"Problemhaus" in Duisburg Scouts begleiten Roma-Familien im Alltag

Duisburg · In Bergheim startet mit den "Roma-Scouts" ein neues Projekt: Ehrenamtler werden zu Alltagsbegleitern für die Roma-Familien und helfen ihnen etwa bei Behördengängen oder begleiten sie bei Arztbesuchen. Am Sonntag geht es los.

Jürgen Voß, Nicu Chelu, Dieter Herberth und Dietlinde Widmann (v.l.).

Jürgen Voß, Nicu Chelu, Dieter Herberth und Dietlinde Widmann (v.l.).

Foto: Christoph Reichwein (REI)

Nicu Chelu kann es kaum erwarten, dass das Projekt endlich startet. Zu viele Schwierigkeiten hatte der Vater von acht Kindern, der seit rund einem Jahr mit seiner Familie in einer 70-Quadratmeter-Wohnung im Hochhaus In den Peschen lebt, mit Behörden und generell im Alltag. Einmal, erzählt der 31-Jährige, sei seine Familie in einem Krankenhaus abgewiesen worden.

 72 Wohnungen gibt es im Hochhaus In den Peschen in Bergheim, 60 Familien leben derzeit dort, sagt Bewohner Nicu Chelu.

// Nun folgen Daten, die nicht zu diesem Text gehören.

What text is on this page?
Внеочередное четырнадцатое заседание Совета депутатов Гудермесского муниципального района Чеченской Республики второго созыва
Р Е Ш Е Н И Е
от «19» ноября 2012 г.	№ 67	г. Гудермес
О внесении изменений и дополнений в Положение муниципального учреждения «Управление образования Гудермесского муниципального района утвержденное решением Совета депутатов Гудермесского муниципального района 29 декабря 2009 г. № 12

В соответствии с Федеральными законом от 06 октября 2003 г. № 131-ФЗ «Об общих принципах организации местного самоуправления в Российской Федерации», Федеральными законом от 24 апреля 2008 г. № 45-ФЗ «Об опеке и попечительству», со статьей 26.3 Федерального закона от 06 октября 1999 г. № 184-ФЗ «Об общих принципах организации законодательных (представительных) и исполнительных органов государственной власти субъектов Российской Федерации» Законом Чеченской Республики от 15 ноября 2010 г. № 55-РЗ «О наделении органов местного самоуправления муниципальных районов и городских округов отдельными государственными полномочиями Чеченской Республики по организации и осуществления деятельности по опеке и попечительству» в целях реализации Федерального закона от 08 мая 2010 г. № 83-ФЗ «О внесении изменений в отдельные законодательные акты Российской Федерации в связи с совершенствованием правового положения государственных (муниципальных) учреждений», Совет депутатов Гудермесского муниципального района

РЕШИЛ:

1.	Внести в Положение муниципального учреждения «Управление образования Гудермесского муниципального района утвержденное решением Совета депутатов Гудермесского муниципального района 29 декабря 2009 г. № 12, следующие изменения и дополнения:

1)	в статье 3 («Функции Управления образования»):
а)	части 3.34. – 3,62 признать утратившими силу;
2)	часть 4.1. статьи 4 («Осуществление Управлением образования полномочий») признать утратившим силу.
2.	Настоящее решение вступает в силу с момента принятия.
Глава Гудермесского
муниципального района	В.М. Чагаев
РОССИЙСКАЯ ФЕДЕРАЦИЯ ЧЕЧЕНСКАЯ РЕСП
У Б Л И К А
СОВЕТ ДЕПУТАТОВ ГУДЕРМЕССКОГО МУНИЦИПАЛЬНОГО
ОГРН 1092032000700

72 Wohnungen gibt es im Hochhaus In den Peschen in Bergheim, 60 Familien leben derzeit dort, sagt Bewohner Nicu Chelu.

Foto: Bauer (Archiv) / reichwein

Da half auch die Europäische Krankenversicherungskarte nichts, die er an der Anmeldung vorzeigte. Erst die Lehrerin eines seiner Kinder konnte helfen. Sie kam mit zum Krankenhaus und sorgte dafür, dass das Familienmitglied behandelt wird.

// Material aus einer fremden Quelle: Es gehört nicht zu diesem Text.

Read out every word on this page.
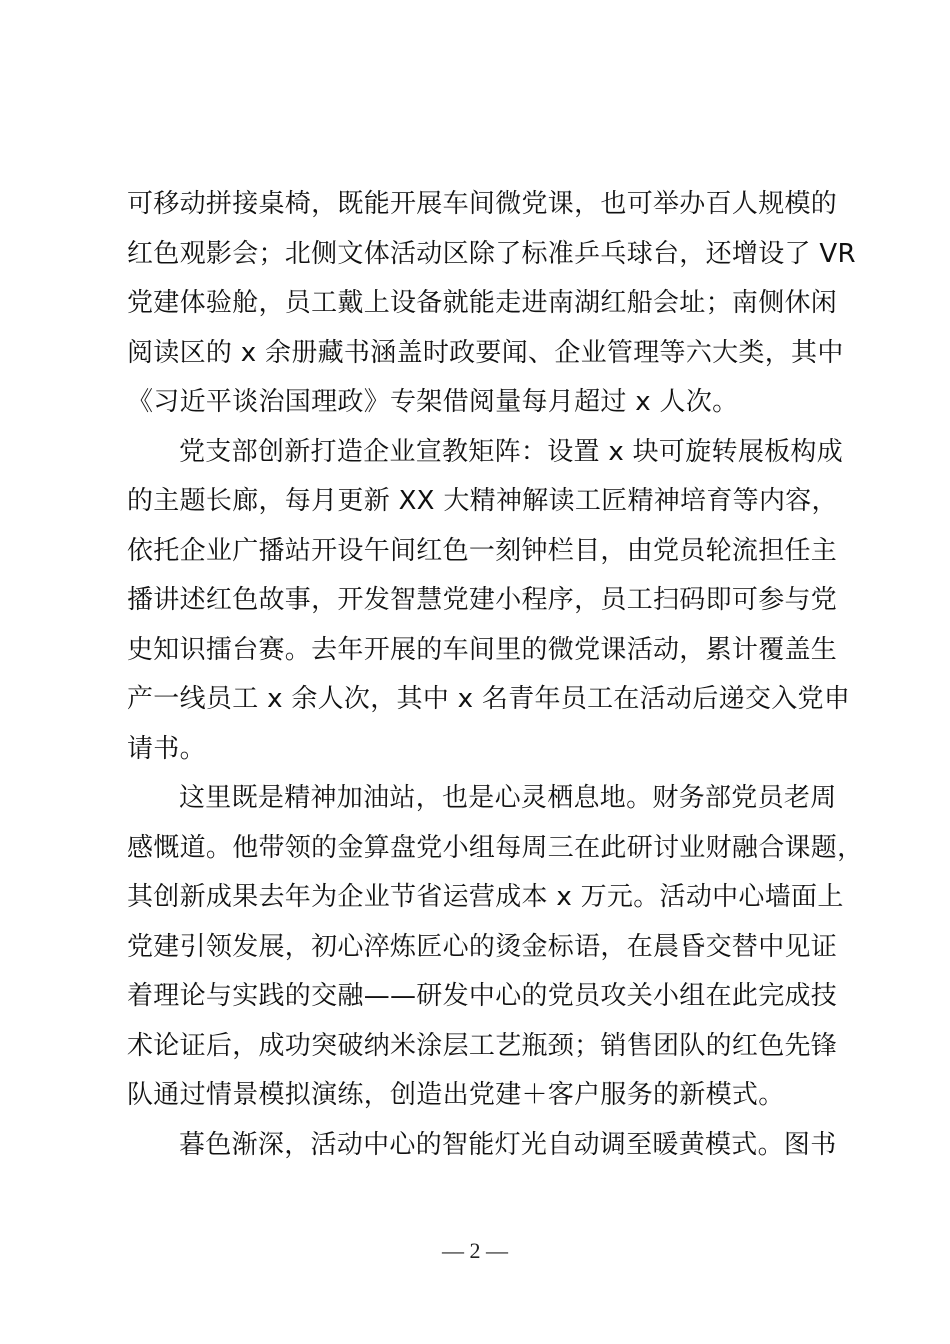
可移动拼接桌椅，既能开展车间微党课，也可举办百人规模的
红色观影会；北侧文体活动区除了标准乒乓球台，还增设了 VR
党建体验舱，员工戴上设备就能走进南湖红船会址；南侧休闲
阅读区的 x 余册藏书涵盖时政要闻、企业管理等六大类，其中
《习近平谈治国理政》专架借阅量每月超过 x 人次。
党支部创新打造企业宣教矩阵：设置 x 块可旋转展板构成
的主题长廊，每月更新 XX 大精神解读工匠精神培育等内容，
依托企业广播站开设午间红色一刻钟栏目，由党员轮流担任主
播讲述红色故事，开发智慧党建小程序，员工扫码即可参与党
史知识擂台赛。去年开展的车间里的微党课活动，累计覆盖生
产一线员工 x 余人次，其中 x 名青年员工在活动后递交入党申
请书。
这里既是精神加油站，也是心灵栖息地。财务部党员老周
感慨道。他带领的金算盘党小组每周三在此研讨业财融合课题，
其创新成果去年为企业节省运营成本 x 万元。活动中心墙面上
党建引领发展，初心淬炼匠心的烫金标语，在晨昏交替中见证
着理论与实践的交融——研发中心的党员攻关小组在此完成技
术论证后，成功突破纳米涂层工艺瓶颈；销售团队的红色先锋
队通过情景模拟演练，创造出党建＋客户服务的新模式。
暮色渐深，活动中心的智能灯光自动调至暖黄模式。图书
— 2 —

Dass sich Geschichten wie diese, die laut Dieter Herberth, Pfarrer der evangelischen Christuskirchengemeinde in Rheinhausen, kein Einzelfall sind, nicht wiederholen, dafür soll das Projekt "Roma-Scouts" sorgen.

Die Idee dahinter: Ehrenamtliche werden zu Wegbegleitern der in Bergheim ansässigen Roma. Sie helfen ihnen etwa bei der Kommunikation mit Stadtverwaltung, Jobcenter, Agentur für Arbeit, Banken, Versicherungen, Schulen und Kindertageseinrichtungen, begleiten sie bei Behördengängen, Arztbesuchen oder Einkäufen, unterstützen sie bei der Wohnungs- und Arbeitssuche und ermöglichen ihnen einen Zugang zum gesellschaftlichen Leben im Ortsteil, etwa durch Sprachkurse, die Teilnahme an Kulturveranstaltungen oder die Mitgliedschaft in einem Sportverein.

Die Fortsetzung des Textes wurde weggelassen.